A motorist on Virginia Route 687 between Jeffersonton and Opal threw a bag of garbage out the window the other day that killed a fat raccoon and her babies. It also made me strangle a turkey vulture, dent my van and tear up my pants.

It didn't happen all at once, of course. The garbage, mostly corn on the cob, luncheon meat and tomatoes, landed in the brushy ditch on a curve, where the mother raccoon found it while foraging during the night.

After she had eaten her fill she set off for her den, but her kits never got any more of the milk that swelled her teats because she was hit by a car as she crossed the road. By the time I came along, two or three days later, the kits, wherever they were, were dead or dying.

Two vultures were tearing at the raccoon's putrefying carcass as I approached the blind curve. They were in a tangle of honeysuckle at the edge of the road, and perhaps that slowed their takeoff. One flew clear, but the other hesitated a moment too long, perhaps unwilling to let go of the raccoon's liver, which splattered on my windshield as I hit the bird.
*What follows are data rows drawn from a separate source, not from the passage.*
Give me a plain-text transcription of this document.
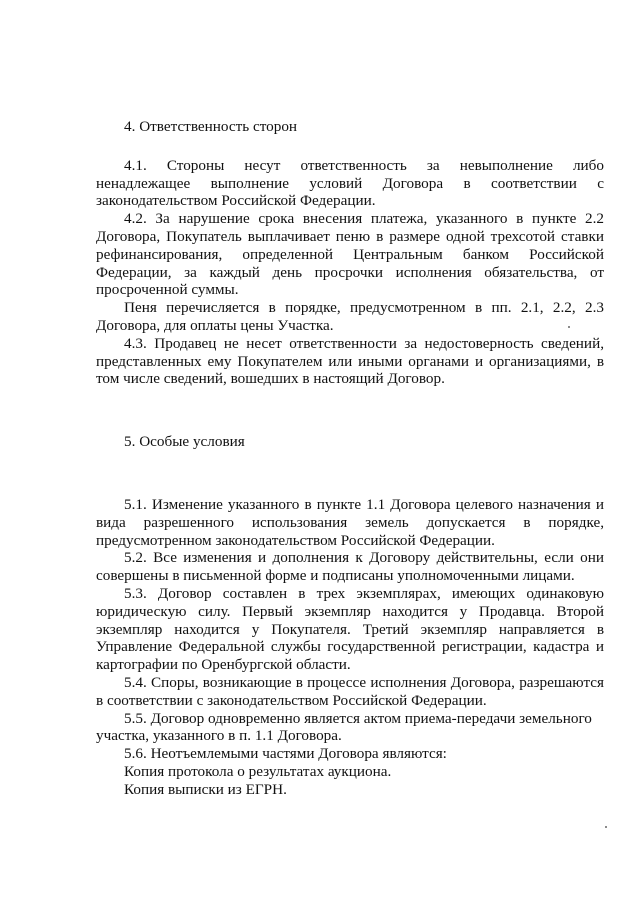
4. Ответственность сторон

4.1. Стороны несут ответственность за невыполнение либо ненадлежащее выполнение условий Договора в соответствии с законодательством Российской Федерации.

4.2. За нарушение срока внесения платежа, указанного в пункте 2.2 Договора, Покупатель выплачивает пеню в размере одной трехсотой ставки рефинансирования, определенной Центральным банком Российской Федерации, за каждый день просрочки исполнения обязательства, от просроченной суммы.

Пеня перечисляется в порядке, предусмотренном в пп. 2.1, 2.2, 2.3 Договора, для оплаты цены Участка.

4.3. Продавец не несет ответственности за недостоверность сведений, представленных ему Покупателем или иными органами и организациями, в том числе сведений, вошедших в настоящий Договор.

5. Особые условия

5.1. Изменение указанного в пункте 1.1 Договора целевого назначения и вида разрешенного использования земель допускается в порядке, предусмотренном законодательством Российской Федерации.

5.2. Все изменения и дополнения к Договору действительны, если они совершены в письменной форме и подписаны уполномоченными лицами.

5.3. Договор составлен в трех экземплярах, имеющих одинаковую юридическую силу. Первый экземпляр находится у Продавца. Второй экземпляр находится у Покупателя. Третий экземпляр направляется в Управление Федеральной службы государственной регистрации, кадастра и картографии по Оренбургской области.

5.4. Споры, возникающие в процессе исполнения Договора, разрешаются в соответствии с законодательством Российской Федерации.

5.5. Договор одновременно является актом приема-передачи земельного участка, указанного в п. 1.1 Договора.

5.6. Неотъемлемыми частями Договора являются:

Копия протокола о результатах аукциона.

Копия выписки из ЕГРН.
Braking hard and swerving, I ran off the narrow road into the ditch, where my wheels hit an abandoned highway caution sign that flipped up and raked the side of the van. As I sat there breathing hard, I could hear the vulture thrashing around in the greenbrier thicket where it had landed.

When I got out to survey the damage, I saw the vulture's lower left leg and foot caught in the grill, and I knew I would have to find the bird and kill it. I took my cane and went poking in the briers. Even with only the stump of a leg and a shattered left wing, the great, fragrant beast was hard to catch as he flopped deeper in the tangle. In the end I had to crawl, and because there was no room to swing the cane I had to wring his long, moist neck with my hands.

The motorist who dumped the garbage apparently was coming back from a picnic; judging from the number of corncobs it was a sizable group, perhaps a family. I suspect they were city people, because they ate around the cobs instead of along them, which left a lot of kernels for the raccoon.

No doubt they had enjoyed themselves in the Virginia countryside, which is lovely except along the roads.